Becoming Aware of Thoughts and Beliefs for Positive Change


04 Jan
04Jan

The way we think about ourselves defines who we are, and it also drives our actions and behaviors. People with addictions often think destructive, negative thoughts about themselves, and it is these self-defeating thoughts that propel their addiction.

Many times, people look at surface issues and external influences as the triggers for their addictive behavior. The Positive Psychology  Program explains that research shows digging deeper through cognitive behavioral therapy can reveal harmful thought patterns, and changing these can defuse the power of the external triggers.

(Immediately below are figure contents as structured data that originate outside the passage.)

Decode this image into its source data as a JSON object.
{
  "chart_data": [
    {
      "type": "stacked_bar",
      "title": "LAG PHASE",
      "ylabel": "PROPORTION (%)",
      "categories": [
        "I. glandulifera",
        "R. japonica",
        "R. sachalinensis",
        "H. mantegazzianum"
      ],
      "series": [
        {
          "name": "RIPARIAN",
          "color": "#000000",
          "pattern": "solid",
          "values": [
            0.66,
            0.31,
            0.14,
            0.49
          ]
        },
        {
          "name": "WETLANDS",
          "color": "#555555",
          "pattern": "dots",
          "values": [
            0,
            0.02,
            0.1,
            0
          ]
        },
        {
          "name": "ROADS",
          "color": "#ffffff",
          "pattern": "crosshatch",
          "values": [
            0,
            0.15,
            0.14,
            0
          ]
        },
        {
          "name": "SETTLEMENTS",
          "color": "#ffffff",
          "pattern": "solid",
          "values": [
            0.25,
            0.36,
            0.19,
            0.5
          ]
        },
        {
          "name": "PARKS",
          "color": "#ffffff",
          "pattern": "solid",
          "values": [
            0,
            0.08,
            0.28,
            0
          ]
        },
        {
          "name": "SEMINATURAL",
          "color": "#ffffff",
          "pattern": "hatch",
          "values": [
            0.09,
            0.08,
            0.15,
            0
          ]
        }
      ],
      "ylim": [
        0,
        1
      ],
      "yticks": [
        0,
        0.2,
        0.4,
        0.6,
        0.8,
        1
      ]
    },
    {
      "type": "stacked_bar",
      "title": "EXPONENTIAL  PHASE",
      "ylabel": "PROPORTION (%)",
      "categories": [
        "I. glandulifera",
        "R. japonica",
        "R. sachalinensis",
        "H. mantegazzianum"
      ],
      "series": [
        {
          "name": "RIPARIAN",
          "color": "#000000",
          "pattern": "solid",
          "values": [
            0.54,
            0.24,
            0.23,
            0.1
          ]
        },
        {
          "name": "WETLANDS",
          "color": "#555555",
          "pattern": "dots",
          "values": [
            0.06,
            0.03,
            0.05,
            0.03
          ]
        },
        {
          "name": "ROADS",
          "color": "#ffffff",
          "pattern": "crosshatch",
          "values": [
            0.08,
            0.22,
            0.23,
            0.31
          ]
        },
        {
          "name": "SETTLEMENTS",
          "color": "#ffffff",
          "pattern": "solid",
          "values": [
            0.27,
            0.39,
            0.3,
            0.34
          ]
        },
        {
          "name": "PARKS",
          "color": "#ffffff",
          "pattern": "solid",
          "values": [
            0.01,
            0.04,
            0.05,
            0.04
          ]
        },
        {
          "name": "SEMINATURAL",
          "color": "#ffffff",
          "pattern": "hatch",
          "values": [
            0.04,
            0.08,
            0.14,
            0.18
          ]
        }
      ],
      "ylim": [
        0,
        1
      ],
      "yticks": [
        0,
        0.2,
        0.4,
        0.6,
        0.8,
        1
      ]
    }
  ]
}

One of the things a therapist does with clients is to explore the behavioral patterns that lead to their self-defeating activities, and then to identify the beliefs that are giving rise to them.

Cognitive Distortions

The negative beliefs that perpetuate addiction are often critically flawed. These distorted thought patterns include the following:

  • Mental filter – Dwelling on negative aspects of events and being unable to see the positives
  • Disqualified positives – Seeing the positives but believing that some other force cancels them out
  • Overgeneralization – Identifying a single negative incident as the only proof necessary for a broad negative conclusion
  • All-or-nothing – Viewing circumstances as either black or white
  • Jumping to conclusions – Assuming a belief, feeling, or thought is true without seeking any evidence
  • Control fallacy – Believing that everything that happens is either all an individual’s fault, or not the individual’s fault at all
  • Blame – Thinking that any negative event is someone else’s fault

By viewing the world through these or other faulty cognitive lenses, people’s feelings and beliefs about themselves will drag them down.

Cognitive Behavioral Therapy

A goal of CBT is to directly address an individual’s distortions. The therapist may help clients identify how the distortion developed and why it became part of who they are. Then, when something comes up that makes them begin to think the negative thoughts, they can evaluate the belief that caused the negativity to begin and identify its flaws. Once people see the flaws in the belief, they can begin to restructure it in their mind.

Many people find that it helps to keep a journal of thoughts and moods so that it becomes easier to see what triggers them and the patterns that arise. As they gather this information, they can begin to develop coping mechanisms, such as ways to interrupt or challenge the negative thoughts.

There are many other facets of this type of therapy, and it can be used in both individual and group settings in a variety of ways. As a method that has consistently proven to be effective, it is often an essential part of chemical dependency treatment.